My feathers have been ruffled by a comment in a letter from a geriatrician about a patient of mine in her eighties who has experienced several fainting episodes. The letter instructs me to stop one of her blood pressure tablets and says “as I hope you are aware, there is no evidence that treatment of hypertension over the age of eighty reduces the vascular risk; it puts elderly patients at risk of the side effects of the tablets used”. The ruffling is not as bad as it might have been. “As I hope you are aware” falls half way between the neutral “as I expect you are aware” and the downright condemnatory “as you ought to be aware”. Perhaps I have been let off lightly? I will let you decide.
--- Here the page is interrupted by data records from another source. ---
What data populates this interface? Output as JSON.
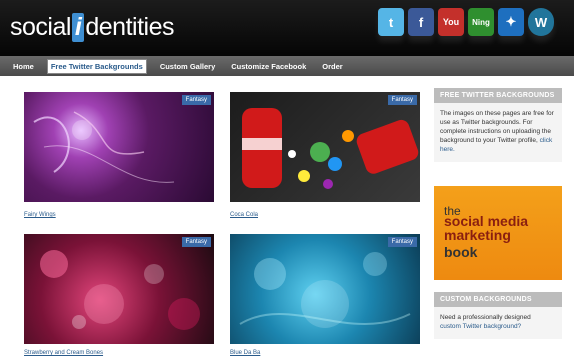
{
  "header": {
    "logo_prefix": "social",
    "logo_i": "i",
    "logo_suffix": "dentities",
    "social_icons": [
      {
        "name": "twitter-icon",
        "label": "t",
        "color": "#55b5e6"
      },
      {
        "name": "facebook-icon",
        "label": "f",
        "color": "#3b5998"
      },
      {
        "name": "youtube-icon",
        "label": "You",
        "color": "#c4302b"
      },
      {
        "name": "ning-icon",
        "label": "Ning",
        "color": "#2f8f2f"
      },
      {
        "name": "myspace-icon",
        "label": "✦",
        "color": "#1e6fbf"
      },
      {
        "name": "wordpress-icon",
        "label": "W",
        "color": "#21759b"
      }
    ]
  },
  "nav": {
    "items": [
      "Home",
      "Free Twitter Backgrounds",
      "Custom Gallery",
      "Customize Facebook",
      "Order"
    ]
  },
  "gallery": {
    "items": [
      {
        "caption": "Fairy Wings",
        "tag": "Fantasy"
      },
      {
        "caption": "Coca Cola",
        "tag": "Fantasy"
      },
      {
        "caption": "Strawberry and Cream Bones",
        "tag": "Fantasy"
      },
      {
        "caption": "Blue Da Ba",
        "tag": "Fantasy"
      }
    ]
  },
  "sidebar": {
    "free_heading": "FREE TWITTER BACKGROUNDS",
    "free_text": "The images on these pages are free for use as Twitter backgrounds. For complete instructions on uploading the background to your Twitter profile,",
    "free_link": "click here.",
    "ad_the": "the",
    "ad_title": "social media marketing",
    "ad_book": "book",
    "custom_heading": "CUSTOM BACKGROUNDS",
    "custom_text": "Need a professionally designed",
    "custom_link": "custom Twitter background?"
  }
}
The episodes have been intermittent and go back more than ten years: she has felt faint each time, usually while sitting for prolonged periods in a warm room after a good meal, and she has only actually collapsed on the most recent occasion when she unwisely decided to stand up. When they began, the cardiologist and I both considered the possibility that over-treatment of her blood pressure might be the cause, and I had tried reducing her blood pressure medication. However the episodes continued, and the cardiologist thought that she was more likely to be suffering from intermittent heart block and inserted a pacemaker. All was well for a while, but the episodes then recurred. By this time I had more or less forgotten over-treatment as a possible cause and thought that the pacemaker was at fault. There were two reasons for this. At a cardiology follow-up the doctor had noticed a “failure of atrial sensing” on an ECG, which suggested that the pacemaker had failed to respond to a missing beat. On a separate occasion I had noted that her pulse was very slow, with missing beats. But every time she went for a pacemaker test it passed with flying colours. Following her most recent episode I asked the cardiologist to see her again, but my request was diverted to a technician who simply checked the pacemaker again. At this point I referred her to the geriatrician who has taken me to task for over-treating her blood pressure. Her treatment has now been reduced, and I await developments.
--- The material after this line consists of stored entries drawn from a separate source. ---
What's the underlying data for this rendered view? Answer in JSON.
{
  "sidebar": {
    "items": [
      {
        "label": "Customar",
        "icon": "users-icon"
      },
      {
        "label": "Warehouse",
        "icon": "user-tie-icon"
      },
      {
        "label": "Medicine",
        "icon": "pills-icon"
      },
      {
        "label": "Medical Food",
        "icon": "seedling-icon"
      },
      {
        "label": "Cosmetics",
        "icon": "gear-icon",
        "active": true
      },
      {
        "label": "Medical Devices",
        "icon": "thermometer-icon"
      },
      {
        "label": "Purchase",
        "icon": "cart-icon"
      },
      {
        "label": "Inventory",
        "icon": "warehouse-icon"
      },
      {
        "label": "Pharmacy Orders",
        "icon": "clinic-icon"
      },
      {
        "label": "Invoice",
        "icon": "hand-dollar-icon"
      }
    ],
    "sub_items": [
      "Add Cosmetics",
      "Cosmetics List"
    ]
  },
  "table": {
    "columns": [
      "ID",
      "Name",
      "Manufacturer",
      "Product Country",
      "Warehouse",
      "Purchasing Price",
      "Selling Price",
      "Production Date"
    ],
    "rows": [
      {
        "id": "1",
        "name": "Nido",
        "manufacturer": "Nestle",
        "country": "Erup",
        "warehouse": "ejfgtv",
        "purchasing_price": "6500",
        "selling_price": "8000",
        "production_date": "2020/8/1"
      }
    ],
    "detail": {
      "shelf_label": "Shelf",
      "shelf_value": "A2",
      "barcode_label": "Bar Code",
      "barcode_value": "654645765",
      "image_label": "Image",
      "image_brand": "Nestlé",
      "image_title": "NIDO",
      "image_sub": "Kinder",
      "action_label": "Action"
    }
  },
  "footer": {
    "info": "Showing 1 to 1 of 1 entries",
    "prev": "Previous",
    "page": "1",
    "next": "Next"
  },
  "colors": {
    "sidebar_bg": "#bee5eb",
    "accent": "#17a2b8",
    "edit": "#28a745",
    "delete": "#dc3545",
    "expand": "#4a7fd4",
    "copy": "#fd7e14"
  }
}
As it happens I was aware that there was no evidence that treating hypertension in the over-eighties was beneficial, but I was also aware that the NICE/BHS guidelines recommend that we should still treat such patients. Ironically some new research (the HYVET trial) has just shown a reduction of stroke risk of up to 30% when patients over eighty are treated.
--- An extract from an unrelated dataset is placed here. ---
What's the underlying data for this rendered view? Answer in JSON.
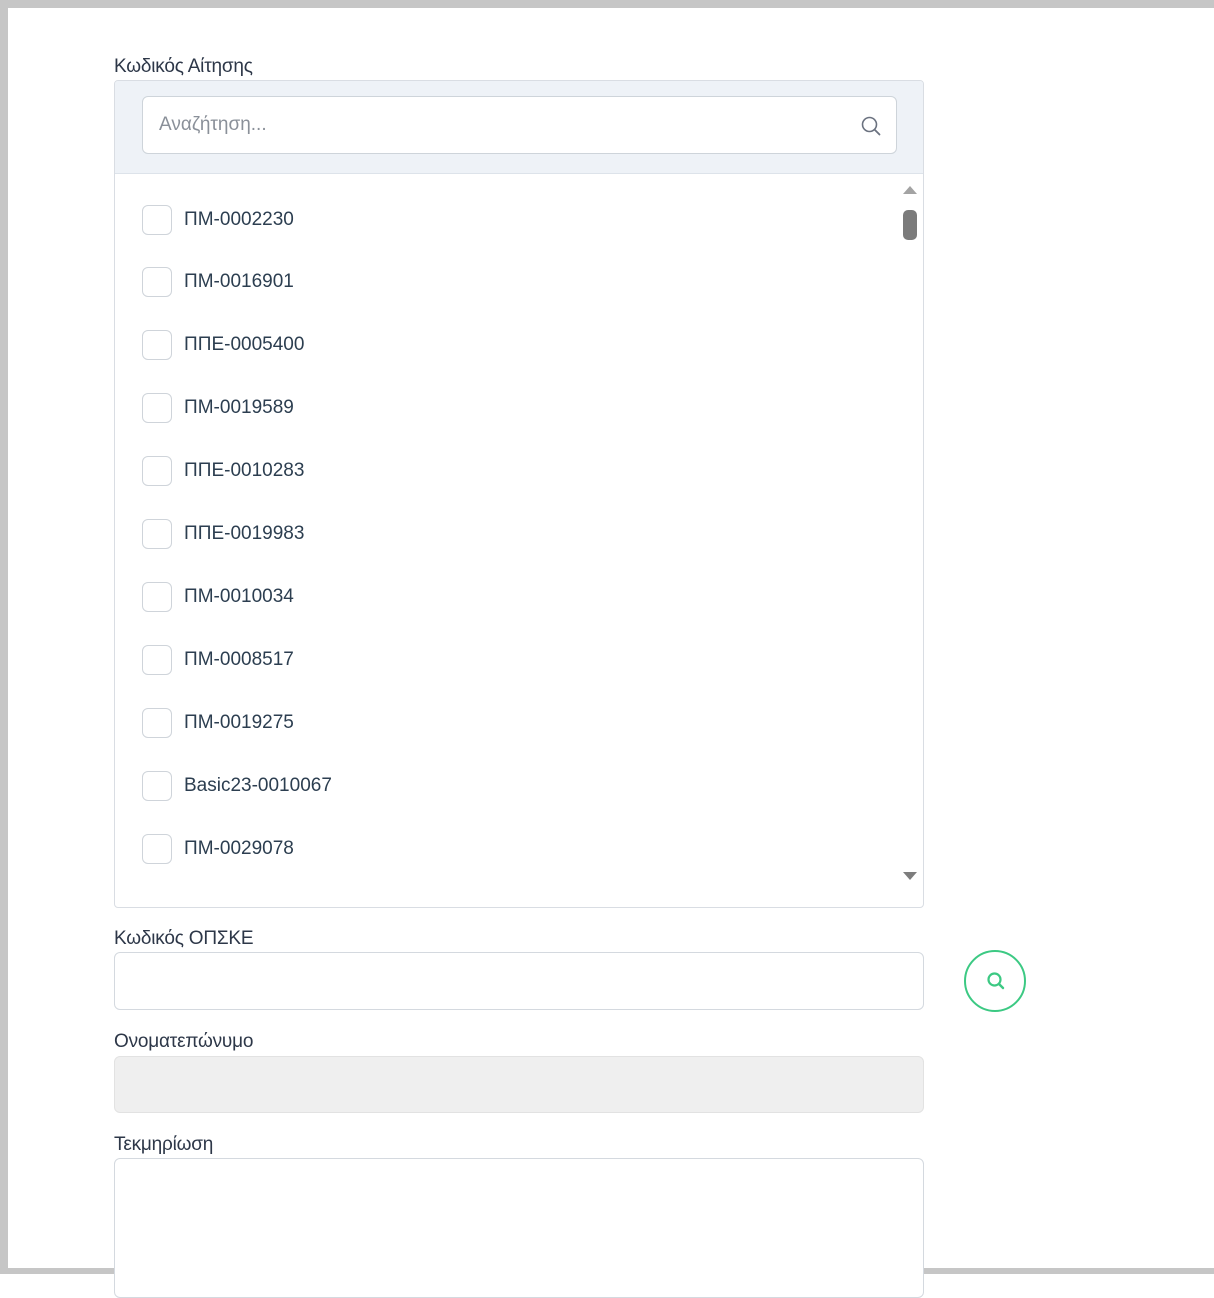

Diagnosis is not always easy. Felix qui potuit rerum cognoscere causas - happy is he who can discern the causes of things. I did some more detective work recently for a patient with abnormal liver function tests. LFTs don't really test the functioning of the liver, but they can give an indication that it is being damaged. We are doing more and more routine blood tests in general practice, and frequently come across patients with abnormal LFTs (suggesting some liver damage) who feel perfectly well. When this happens we do some more blood tests and a liver ultrasound scan to exclude most serious causes, and if the tests are all normal we wait a little to see what happens. If the LFTs improve we shrug our shoulders and put it down to “one of those things”. That is what happened to my patient, who then asked me whether the fluoxetine he was taking might have been the cause. I had not considered this as a possibility, but when I checked in the BNF (British National Formularly) liver damage is indeed listed as a very rare complication of taking fluoxetine. My patient had realised that his LFTs had improved at about the time he stopped taking fluoxetine. However, careful inspection of the dates of prescriptions and blood tests showed that his LFTs had in fact started to improve two months before he stopped his fluoxetine. Moreover, he recently started taking fluoxetine again, and his LFTs have continued to improve. I will keep an eye on things, but it looks as though the fluoxetine was not responsible.